Le président de la République lance le Conseil national de la refondation le 8 septembre 2022. Ce dernier doit réunir des professionnels et des citoyens pour étudier différents dossiers qui doivent faire l’objet de grandes réformes : le « plein emploi », l’école, la santé, le « bien-vieillir », ou encore la transition écologique. François Bayrou, président du MoDem (Mouvement Démocrate) et haut-commissaire au Plan, a été nommé secrétaire général de cette instance.
« Nous avons besoin d’un débat fort. Nous espérons vraiment que le Conseil national de la refondation donnera lieu à une véritable concertation. Un point qui a fait défaut lors du précédent quinquennat », déclare à ce sujet Éric Chenut.
* Le rapport de la concertation « Grand âge et autonomie » a été remis par Dominique Libault au ministre de la Santé en mars 2019. Il est le fruit d’une vaste concertation nationale s’appuyant sur des propositions élaborées avec les personnes et les acteurs concernés.
**L’Assurance maladie explique que les médecins conventionnés du secteur 2, en souscrivant à l’option Optam, s’engage à maîtriser leurs dépassements d’honoraires, en permettant ainsi de faire bénéficier aux patients d’un moindre reste à charge et d’un meilleur remboursement des soins.
***La nomenclature médicale est la liste de l’ensemble des actes médicaux que peuvent effectuer les professionnels de santé avec l’indication de leur valeur respective.

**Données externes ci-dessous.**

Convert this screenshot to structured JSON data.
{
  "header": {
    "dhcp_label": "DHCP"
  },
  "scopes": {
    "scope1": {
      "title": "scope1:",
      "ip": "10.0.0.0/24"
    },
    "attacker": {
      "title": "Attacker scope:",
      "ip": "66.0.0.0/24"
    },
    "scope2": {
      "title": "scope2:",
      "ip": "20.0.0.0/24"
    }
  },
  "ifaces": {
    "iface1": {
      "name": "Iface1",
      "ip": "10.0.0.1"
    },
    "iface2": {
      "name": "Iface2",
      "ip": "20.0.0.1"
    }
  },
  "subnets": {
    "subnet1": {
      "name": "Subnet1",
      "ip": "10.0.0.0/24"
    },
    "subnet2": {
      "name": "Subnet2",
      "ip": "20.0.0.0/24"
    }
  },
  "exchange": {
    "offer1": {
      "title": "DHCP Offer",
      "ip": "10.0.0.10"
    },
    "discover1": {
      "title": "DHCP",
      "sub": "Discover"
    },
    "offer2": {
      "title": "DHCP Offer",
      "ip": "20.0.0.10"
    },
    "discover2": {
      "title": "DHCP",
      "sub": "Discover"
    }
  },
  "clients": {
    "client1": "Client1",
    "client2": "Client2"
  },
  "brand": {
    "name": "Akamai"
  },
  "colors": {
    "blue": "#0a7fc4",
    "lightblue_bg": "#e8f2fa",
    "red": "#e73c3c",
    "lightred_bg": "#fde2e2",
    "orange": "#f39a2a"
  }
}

Elle permet le remboursement des soins dispensés par les praticiens aux assurés sociaux.
****Le règlement général de protection des données (RGPD) est un texte réglementaire européen qui encadre le traitement des données de manière égalitaire sur tout le territoire de l’Union Européenne. Il est entré en application le 25 mai 2018. La Cnil (Commission nationale de l’informatique et des libertés) éclaire sur la notion de « données de santé » et sur leur traitement.